Following the 2011 Fukushima disaster, 19,592 employees were given health checks by TEPCO. These employees, 16,302 of which were from partner firms, were supposed to be monitored with resulting information reported to the World Health Organization. But among those given health checks, only 522 employees went through radiation dose assessment and reported to WHO. In February of this year, the health organization released information concerning the employees who have been exposed to radiation. The WHO said that there were 178 whose radiation levels were past 100 millisieverts. TEPCO estimated the number of remaining workers based on their radioactive cesium intake.

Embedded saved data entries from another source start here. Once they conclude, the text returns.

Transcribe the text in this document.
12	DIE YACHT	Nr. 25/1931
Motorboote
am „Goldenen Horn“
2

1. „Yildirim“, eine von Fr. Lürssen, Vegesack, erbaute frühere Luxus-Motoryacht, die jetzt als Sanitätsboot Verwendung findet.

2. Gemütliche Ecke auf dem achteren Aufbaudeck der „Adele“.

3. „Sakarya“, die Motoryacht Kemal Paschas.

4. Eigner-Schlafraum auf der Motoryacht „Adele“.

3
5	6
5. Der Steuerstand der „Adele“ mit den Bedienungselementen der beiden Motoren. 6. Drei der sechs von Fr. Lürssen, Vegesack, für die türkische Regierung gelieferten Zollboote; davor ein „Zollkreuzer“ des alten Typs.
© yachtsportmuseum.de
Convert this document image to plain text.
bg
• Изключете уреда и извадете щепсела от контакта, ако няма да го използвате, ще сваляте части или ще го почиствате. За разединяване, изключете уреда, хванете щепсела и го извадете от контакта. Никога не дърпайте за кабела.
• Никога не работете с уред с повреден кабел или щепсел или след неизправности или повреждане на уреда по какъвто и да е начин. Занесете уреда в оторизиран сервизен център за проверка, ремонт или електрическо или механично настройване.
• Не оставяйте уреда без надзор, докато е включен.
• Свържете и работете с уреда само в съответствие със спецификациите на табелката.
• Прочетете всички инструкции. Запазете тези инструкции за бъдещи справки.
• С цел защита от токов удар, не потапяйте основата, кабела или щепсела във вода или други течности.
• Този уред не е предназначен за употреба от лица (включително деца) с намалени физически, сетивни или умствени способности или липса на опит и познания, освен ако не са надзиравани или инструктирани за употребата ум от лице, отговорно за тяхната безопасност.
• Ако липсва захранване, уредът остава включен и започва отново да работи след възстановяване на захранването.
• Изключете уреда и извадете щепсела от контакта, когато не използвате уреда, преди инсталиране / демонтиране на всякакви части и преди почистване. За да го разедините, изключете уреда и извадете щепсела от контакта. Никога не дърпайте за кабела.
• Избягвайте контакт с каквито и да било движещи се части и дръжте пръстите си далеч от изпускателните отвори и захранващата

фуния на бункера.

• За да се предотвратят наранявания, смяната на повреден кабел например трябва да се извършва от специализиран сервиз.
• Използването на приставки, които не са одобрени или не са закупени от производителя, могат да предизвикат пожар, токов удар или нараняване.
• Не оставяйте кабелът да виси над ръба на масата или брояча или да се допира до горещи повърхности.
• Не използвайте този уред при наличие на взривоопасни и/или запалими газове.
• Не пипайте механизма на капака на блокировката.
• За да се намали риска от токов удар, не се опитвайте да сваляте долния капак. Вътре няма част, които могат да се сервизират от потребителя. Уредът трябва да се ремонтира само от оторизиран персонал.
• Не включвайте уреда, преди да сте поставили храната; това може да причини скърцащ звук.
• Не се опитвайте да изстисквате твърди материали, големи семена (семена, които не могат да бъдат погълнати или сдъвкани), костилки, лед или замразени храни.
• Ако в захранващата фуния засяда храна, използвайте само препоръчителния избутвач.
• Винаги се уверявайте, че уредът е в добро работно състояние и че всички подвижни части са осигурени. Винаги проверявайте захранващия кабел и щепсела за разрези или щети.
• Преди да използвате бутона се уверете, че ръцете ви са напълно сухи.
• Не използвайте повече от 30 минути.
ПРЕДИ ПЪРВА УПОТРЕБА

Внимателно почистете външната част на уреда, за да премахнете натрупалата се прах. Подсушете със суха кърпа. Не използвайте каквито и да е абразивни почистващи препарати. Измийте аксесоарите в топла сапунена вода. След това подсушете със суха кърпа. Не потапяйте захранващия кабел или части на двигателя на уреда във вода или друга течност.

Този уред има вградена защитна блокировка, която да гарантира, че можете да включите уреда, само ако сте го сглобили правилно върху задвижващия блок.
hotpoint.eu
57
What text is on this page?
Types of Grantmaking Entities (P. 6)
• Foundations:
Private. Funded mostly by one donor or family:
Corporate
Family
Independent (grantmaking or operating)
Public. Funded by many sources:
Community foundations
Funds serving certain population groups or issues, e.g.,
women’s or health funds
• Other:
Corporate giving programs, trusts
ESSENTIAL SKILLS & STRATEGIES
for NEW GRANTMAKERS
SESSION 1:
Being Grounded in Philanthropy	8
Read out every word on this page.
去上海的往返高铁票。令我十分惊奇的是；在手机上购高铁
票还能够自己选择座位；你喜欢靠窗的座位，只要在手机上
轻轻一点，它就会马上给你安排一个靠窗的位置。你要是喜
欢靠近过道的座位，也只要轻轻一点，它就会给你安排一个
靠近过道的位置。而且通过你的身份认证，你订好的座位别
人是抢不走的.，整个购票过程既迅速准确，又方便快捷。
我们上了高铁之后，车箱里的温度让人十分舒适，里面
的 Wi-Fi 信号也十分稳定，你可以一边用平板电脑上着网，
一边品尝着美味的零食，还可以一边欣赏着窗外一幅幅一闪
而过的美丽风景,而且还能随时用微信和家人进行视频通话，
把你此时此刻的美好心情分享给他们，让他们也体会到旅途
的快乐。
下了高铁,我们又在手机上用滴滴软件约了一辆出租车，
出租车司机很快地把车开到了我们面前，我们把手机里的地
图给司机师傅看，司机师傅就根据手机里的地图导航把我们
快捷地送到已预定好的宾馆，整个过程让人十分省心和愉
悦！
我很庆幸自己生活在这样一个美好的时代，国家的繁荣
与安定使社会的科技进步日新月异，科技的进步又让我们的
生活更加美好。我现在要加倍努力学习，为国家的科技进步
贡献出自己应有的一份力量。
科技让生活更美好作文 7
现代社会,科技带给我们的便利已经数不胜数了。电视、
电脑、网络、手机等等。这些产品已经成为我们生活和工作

Besides the plant employees’ risk of having thyroid cancer, TEPCO also said on Friday that steam was spotted coming out of reactor no. 3 on Thursday through video footage. But during a Friday monitoring, at almost 8:00 AM, there was no steam-like gas seen. The plant operator suspected that rainwater may have entered the reactor building and have evaporated, looking like steam, because of the heat from the reactor’s containment vessel. The Nuclear Regulation Authority has also reported that there was no change found concerning the containment vessel’s temperature and radiation levels.